Quelles sont les qualités qu’il avait à faire valoir pour convaincre de telles personnalités? «Elles sont au-dessus de la moyenne au niveau de la vitesse et du sens du but, synthétisait, encore et toujours, Guy Lacombe. Mais il n’a pas de pied gauche et doit progresser dans les appels de balle.» C’était il y a plus d’une décennie et, à l’époque, Maazou assurait n’avoir «rien à envier à un joueur du Barça ou du Real».

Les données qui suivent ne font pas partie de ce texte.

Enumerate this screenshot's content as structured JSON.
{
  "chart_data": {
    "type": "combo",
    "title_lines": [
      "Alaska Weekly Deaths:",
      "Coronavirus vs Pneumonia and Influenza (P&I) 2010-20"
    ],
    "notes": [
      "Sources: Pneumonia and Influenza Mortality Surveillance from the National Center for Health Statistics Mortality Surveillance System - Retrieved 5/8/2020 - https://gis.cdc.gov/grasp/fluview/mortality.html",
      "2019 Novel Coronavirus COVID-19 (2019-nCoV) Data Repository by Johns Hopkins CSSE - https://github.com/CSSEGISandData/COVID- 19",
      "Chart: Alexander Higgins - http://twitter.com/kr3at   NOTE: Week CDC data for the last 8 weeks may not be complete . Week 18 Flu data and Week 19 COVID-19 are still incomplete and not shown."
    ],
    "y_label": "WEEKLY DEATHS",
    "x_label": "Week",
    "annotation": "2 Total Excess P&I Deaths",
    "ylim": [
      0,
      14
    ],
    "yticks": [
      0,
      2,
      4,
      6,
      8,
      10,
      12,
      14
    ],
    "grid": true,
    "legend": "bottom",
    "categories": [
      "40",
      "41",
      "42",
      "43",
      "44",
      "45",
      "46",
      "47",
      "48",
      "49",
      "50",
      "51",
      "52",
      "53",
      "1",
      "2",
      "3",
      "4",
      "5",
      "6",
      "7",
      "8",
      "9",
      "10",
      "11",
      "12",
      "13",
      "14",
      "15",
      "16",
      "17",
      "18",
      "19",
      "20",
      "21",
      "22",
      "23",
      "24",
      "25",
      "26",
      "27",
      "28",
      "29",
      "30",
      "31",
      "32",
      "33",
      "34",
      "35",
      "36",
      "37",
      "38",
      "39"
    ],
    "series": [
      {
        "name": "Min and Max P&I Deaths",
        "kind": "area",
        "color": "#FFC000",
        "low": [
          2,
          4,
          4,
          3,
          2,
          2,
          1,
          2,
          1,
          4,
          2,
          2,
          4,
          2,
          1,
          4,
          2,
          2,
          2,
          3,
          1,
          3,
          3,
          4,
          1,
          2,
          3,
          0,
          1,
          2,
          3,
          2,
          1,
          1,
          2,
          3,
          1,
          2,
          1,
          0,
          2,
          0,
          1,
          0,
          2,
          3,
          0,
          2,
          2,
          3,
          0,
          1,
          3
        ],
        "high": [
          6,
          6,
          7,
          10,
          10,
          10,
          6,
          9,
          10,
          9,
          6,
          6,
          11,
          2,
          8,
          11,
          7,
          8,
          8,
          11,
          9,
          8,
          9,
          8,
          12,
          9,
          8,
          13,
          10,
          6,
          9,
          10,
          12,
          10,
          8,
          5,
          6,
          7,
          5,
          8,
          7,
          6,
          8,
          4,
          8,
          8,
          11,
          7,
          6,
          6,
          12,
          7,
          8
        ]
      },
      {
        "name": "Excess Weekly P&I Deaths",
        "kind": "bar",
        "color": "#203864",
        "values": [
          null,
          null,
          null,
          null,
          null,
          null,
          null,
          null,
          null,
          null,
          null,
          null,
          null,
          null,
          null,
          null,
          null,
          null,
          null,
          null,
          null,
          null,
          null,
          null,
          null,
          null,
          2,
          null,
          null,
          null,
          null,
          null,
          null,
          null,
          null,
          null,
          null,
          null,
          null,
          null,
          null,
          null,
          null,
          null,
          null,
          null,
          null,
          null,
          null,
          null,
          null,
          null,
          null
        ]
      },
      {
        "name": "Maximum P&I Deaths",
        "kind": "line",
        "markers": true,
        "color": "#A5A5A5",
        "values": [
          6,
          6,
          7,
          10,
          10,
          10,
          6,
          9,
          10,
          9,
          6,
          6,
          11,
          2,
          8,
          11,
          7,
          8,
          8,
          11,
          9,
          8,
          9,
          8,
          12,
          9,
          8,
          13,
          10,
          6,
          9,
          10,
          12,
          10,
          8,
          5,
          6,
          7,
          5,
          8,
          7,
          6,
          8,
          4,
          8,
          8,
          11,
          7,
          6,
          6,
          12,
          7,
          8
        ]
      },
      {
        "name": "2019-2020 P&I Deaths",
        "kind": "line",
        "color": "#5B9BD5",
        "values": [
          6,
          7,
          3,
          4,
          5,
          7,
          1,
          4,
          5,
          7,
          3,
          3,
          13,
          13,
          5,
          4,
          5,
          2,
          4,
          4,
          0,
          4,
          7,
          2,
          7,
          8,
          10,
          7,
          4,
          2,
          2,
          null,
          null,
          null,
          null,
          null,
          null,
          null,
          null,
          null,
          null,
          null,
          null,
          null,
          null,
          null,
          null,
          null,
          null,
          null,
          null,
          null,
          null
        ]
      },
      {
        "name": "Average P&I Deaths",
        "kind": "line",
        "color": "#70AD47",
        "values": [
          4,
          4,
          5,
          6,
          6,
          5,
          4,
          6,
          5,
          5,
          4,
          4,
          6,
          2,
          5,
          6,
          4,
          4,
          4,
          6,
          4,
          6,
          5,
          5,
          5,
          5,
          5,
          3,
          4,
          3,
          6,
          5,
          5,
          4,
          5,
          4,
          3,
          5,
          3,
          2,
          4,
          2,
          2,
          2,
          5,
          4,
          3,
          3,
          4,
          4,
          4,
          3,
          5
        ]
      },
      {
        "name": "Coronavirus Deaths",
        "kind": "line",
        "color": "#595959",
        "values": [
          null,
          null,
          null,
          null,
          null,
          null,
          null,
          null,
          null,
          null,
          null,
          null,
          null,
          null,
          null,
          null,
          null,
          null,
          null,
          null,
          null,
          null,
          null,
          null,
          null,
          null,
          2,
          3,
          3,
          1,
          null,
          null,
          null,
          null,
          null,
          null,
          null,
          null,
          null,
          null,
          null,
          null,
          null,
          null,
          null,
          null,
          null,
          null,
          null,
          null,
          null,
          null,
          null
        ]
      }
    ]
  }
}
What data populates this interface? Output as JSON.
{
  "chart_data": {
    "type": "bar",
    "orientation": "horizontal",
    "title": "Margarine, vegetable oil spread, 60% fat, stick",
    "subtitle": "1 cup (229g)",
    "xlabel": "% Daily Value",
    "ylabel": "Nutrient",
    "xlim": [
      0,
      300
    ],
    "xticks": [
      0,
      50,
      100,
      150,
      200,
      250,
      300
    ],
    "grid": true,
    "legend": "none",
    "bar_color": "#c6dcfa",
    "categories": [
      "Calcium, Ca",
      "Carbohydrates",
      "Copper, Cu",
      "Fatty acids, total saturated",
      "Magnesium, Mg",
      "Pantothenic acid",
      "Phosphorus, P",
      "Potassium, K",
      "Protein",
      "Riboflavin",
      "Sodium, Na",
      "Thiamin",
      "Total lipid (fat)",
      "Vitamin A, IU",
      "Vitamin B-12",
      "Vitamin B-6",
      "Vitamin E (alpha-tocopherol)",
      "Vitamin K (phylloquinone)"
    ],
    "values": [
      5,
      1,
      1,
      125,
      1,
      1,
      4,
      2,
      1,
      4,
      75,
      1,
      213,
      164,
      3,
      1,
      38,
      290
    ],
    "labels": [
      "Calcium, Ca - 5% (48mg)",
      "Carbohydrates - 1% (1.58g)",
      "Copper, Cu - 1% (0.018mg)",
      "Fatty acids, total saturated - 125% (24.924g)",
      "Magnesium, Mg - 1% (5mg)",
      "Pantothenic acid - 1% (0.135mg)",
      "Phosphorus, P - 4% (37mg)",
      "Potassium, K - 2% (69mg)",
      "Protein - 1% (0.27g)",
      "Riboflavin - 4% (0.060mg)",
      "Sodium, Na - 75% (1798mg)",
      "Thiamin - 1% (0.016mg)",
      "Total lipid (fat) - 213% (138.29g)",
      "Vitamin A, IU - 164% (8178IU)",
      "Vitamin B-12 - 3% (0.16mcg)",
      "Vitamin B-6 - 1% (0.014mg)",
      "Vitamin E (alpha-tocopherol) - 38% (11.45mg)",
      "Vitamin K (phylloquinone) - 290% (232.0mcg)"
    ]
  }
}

Drogba, beau bébé et 100 mètres
Cela peut prêter à sourire. Mais pas vu du Niger, comme le jure Fabrice Yao, l’attaquant nigérien du Swift Hesperange, qui a fréquenté Maazou en sélection. «Il est très important dans le pays! C’est un peu comme Eto’o au Cameroun ou Drogba en Côte d’Ivoire. Chez nous, ce n’est pas n’importe qui, c’est LA star. Il a amené beaucoup de choses au pays et je suis sûr qu’il va faire très mal au Luxembourg parce qu’en plus de ses qualités, c’est un leader. Quelqu’un de bien qui parle beaucoup, surtout aux jeunes.» Maazou a bien commencé, avec un petit but en amical, le week-end passé à Wiltz (3-1). Mais au-delà d’un minuscule aperçu de son réalisme – un plat du pied décisif rentré avec l’aide du poteau –, qu’a-t-il montré? Le défenseur central wiltzois David Vandenbroeck, qui l’a escorté une mi-temps et savait de quoi son adversaire direct était capable, l’a jugé au débotté : «C’est un beau bébé et c’est un joueur comme ça, paraît-il : il met des buts pas extraordinaires, mais des buts qu’il faut mettre». Son binôme en charnière, Miguel Dachelet, qui a lui joué avec Maazou à Zulte-Waregem, est lui aussi évasif mais positif : «Cela fait pas mal d’années, lui et moi. Il ne peut que faire du bien à cette Jeunesse qui a besoin d’une pointe. Mais ça, c’est s’il est motivé, s’il a faim».
Et quid de sa pointe de vitesse, à 32 ans, pour un homme qui a commencé par le sprint et qui, paraît-il, courait le 100 m en moins de 11 secondes? «Je ne l’ai jamais connu très, très rapide», s’étonne Dachelet. «Ah si, corrige Yao, il est très, très rapide.» Et il a déjà dit, dans le passé, adorer recevoir de longs ballons dans des équipes qui ne s’embarrassent pas forcément toujours de faire du jeu. Décidément, on a hâte de percer le mystère Maazou.